First and foremost, there are two main organisms we are fighting the transmission of. Aside from keeping the area clean of more common viruses and lowly bacteria, which is much easier to maintain, blood-borne pathogens and infectious bacteria are the ones responsible for life-threatening complications. A blood-borne pathogen is an infectious microorganism that can be transmitted through the blood stream. Infectious bacteria similarly needs an open wound to be transmitted, however it is localized and comparatively easier to treat, in most cases. The procedure for both organisms is the same, so when I’m talking about “blood-borne pathogens”, infectious bacteria is implied as well.

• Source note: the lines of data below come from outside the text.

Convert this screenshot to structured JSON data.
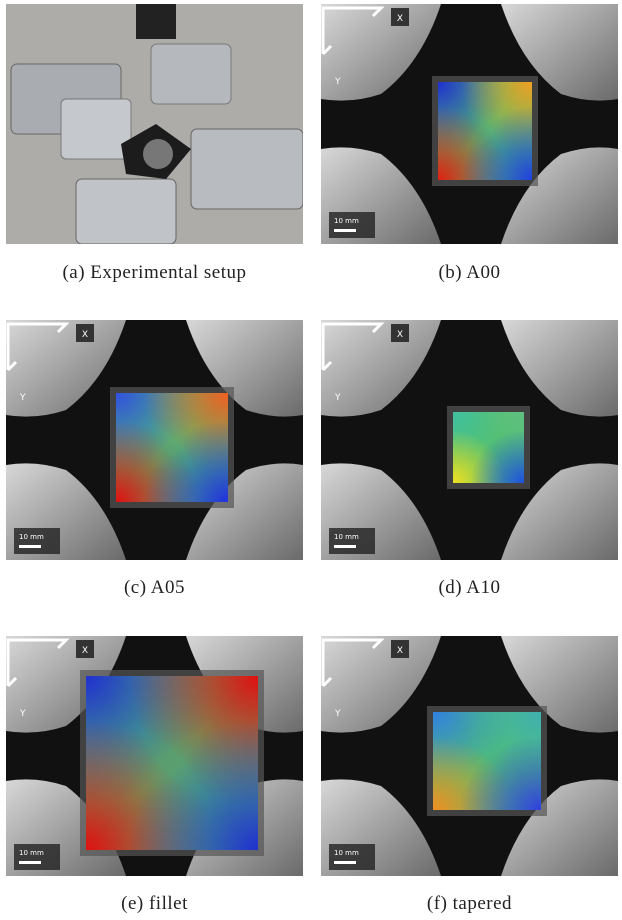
{
  "panels": [
    {
      "caption": "(a) Experimental setup"
    },
    {
      "caption": "(b) A00",
      "x_label": "X",
      "y_label": "Y",
      "scale_label": "10 mm"
    },
    {
      "caption": "(c) A05",
      "x_label": "X",
      "y_label": "Y",
      "scale_label": "10 mm"
    },
    {
      "caption": "(d) A10",
      "x_label": "X",
      "y_label": "Y",
      "scale_label": "10 mm"
    },
    {
      "caption": "(e) fillet",
      "x_label": "X",
      "y_label": "Y",
      "scale_label": "10 mm"
    },
    {
      "caption": "(f) tapered",
      "x_label": "X",
      "y_label": "Y",
      "scale_label": "10 mm"
    }
  ]
}
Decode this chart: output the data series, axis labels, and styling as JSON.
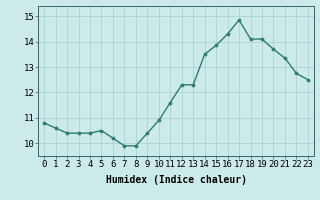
{
  "x": [
    0,
    1,
    2,
    3,
    4,
    5,
    6,
    7,
    8,
    9,
    10,
    11,
    12,
    13,
    14,
    15,
    16,
    17,
    18,
    19,
    20,
    21,
    22,
    23
  ],
  "y": [
    10.8,
    10.6,
    10.4,
    10.4,
    10.4,
    10.5,
    10.2,
    9.9,
    9.9,
    10.4,
    10.9,
    11.6,
    12.3,
    12.3,
    13.5,
    13.85,
    14.3,
    14.85,
    14.1,
    14.1,
    13.7,
    13.35,
    12.75,
    12.5
  ],
  "line_color": "#2e7d6e",
  "marker": "o",
  "markersize": 2.2,
  "linewidth": 1.0,
  "bg_color": "#cceaea",
  "grid_color": "#aad4d4",
  "xlabel": "Humidex (Indice chaleur)",
  "xlabel_fontsize": 7,
  "xtick_labels": [
    "0",
    "1",
    "2",
    "3",
    "4",
    "5",
    "6",
    "7",
    "8",
    "9",
    "10",
    "11",
    "12",
    "13",
    "14",
    "15",
    "16",
    "17",
    "18",
    "19",
    "20",
    "21",
    "22",
    "23"
  ],
  "ytick_vals": [
    10,
    11,
    12,
    13,
    14,
    15
  ],
  "ytick_labels": [
    "10",
    "11",
    "12",
    "13",
    "14",
    "15"
  ],
  "ylim": [
    9.5,
    15.4
  ],
  "xlim": [
    -0.5,
    23.5
  ],
  "tick_fontsize": 6.5,
  "spine_color": "#336666"
}
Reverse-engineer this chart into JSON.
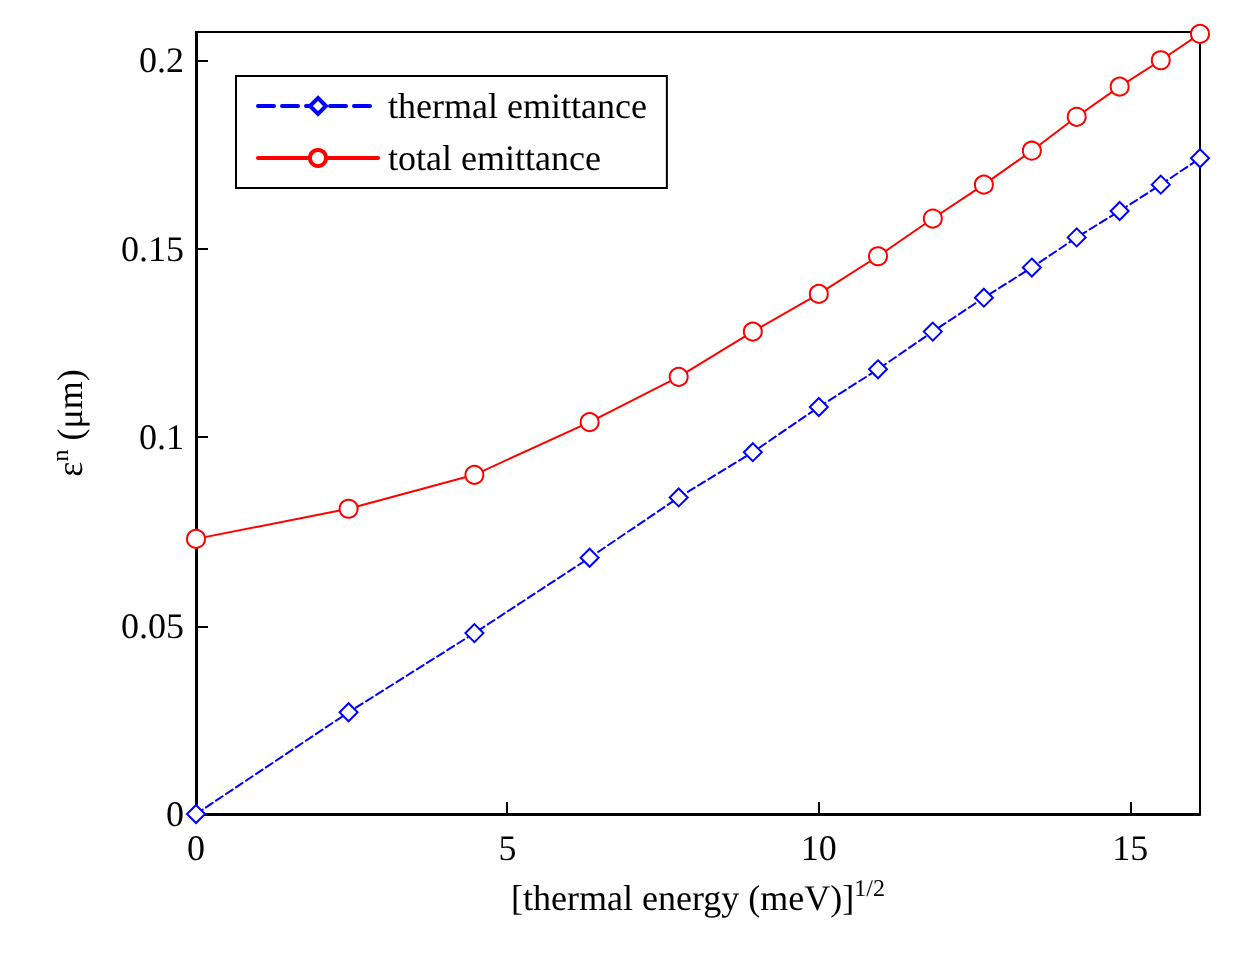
{
  "chart_data": {
    "type": "line",
    "xlabel": "[thermal energy (meV)]$^{1/2}$",
    "ylabel": "ε$^{n}$ (μm)",
    "x": [
      0,
      2.45,
      4.47,
      6.32,
      7.75,
      8.94,
      10,
      10.95,
      11.83,
      12.65,
      13.42,
      14.14,
      14.83,
      15.49,
      16.12
    ],
    "series": [
      {
        "name": "thermal emittance",
        "color": "#0000ff",
        "marker": "diamond",
        "line_style": "dashed",
        "values": [
          0,
          0.027,
          0.048,
          0.068,
          0.084,
          0.096,
          0.108,
          0.118,
          0.128,
          0.137,
          0.145,
          0.153,
          0.16,
          0.167,
          0.174
        ]
      },
      {
        "name": "total emittance",
        "color": "#ff0000",
        "marker": "circle",
        "line_style": "solid",
        "values": [
          0.073,
          0.081,
          0.09,
          0.104,
          0.116,
          0.128,
          0.138,
          0.148,
          0.158,
          0.167,
          0.176,
          0.185,
          0.193,
          0.2,
          0.207
        ]
      }
    ],
    "xlim": [
      0,
      16.12
    ],
    "xticks": [
      0,
      5,
      10,
      15
    ],
    "ylim": [
      0,
      0.2075
    ],
    "yticks": [
      0,
      0.05,
      0.1,
      0.15,
      0.2
    ],
    "legend": "top left",
    "grid": false
  }
}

Moving on, the most basic start to tattoo safety, is understanding and preventing cross-contamination. Recall that blood-borne pathogens are transmitted through the blood; during the procedure, both the artist and client will be in contact with blood. Anything that touches the blood is considered bio-hazard at this point, and must be sterilized after the procedure. In short, this means that all equipment that will be used or touched, must be sterile prior to the application of your new tattoo. All re-usable equipment, such as lamps, armrests, etc, that may come into contact with blood or fluids, must be protected with a non-permeable barrier such as plastic wrap or medical barrier film. In addition to this layer of protection, all equipment must be properly sterilized after every tattoo. Some of our equipment is single use, and come in sterilized packs, however items such as the machines must be sterilized and re-used. This sterilization process varies by equipment, but generally consists of using a medical grade disinfectant, and in some cases, the use of an Autoclave. An Autoclave is essentially a glorified pressure cooker; it uses steam to kill virtually every known organism on equipment. It is important for the practitioner to stay aware of contamination at all times, INCLUDING any unintentional contamination on the clients part! It is somewhat common to see your client touch their tattoo, and proceed to touch a door knob, sink, etc…the artist must pay attention to this, and sterilize as quickly as possible! If they fail to do so, and a client leans up against a contaminates a wall for example, the next person getting a tattoo might rub up against that same spot, and contract a disease. As a client it is good to know what not to do, but at the end of the day it is part of your artists job to keep you safe and educated! If your artist isn’t paying attention to safety, it really can be that easy to contract a disease. Feel free to ask your artist any health related questions, they should be able and willing to answer all of your questions.
I still get asked from time to time if I use sterile needles for each client, the answer is YES ABSOLUTELY! Using sterile, single use needles is non-negotiable. There is no excuse to EVER re-use a needle. Especially when you consider that the needle is one of, if not THE cheapest pieces of equipment we use! No trained artist will ever re-use a needle, but using sterile needles is only scratching the surface of tattoo safety and disease prevention.
There is so much that goes into tattoo safety and preventing the transmission of disease, it is not always feasible for the clients to be able to discern between safe and unsafe practices. This is where it becomes very important to do your research on an artist, and to make sure you trust them BEFORE starting the tattoo process! However, some good signs to look for are that they are constantly changing gloves, they keep all the equipment covered and clean, and that the shop itself is a model of cleanliness. These 3 things generally translate into a good understanding of tattoo safety.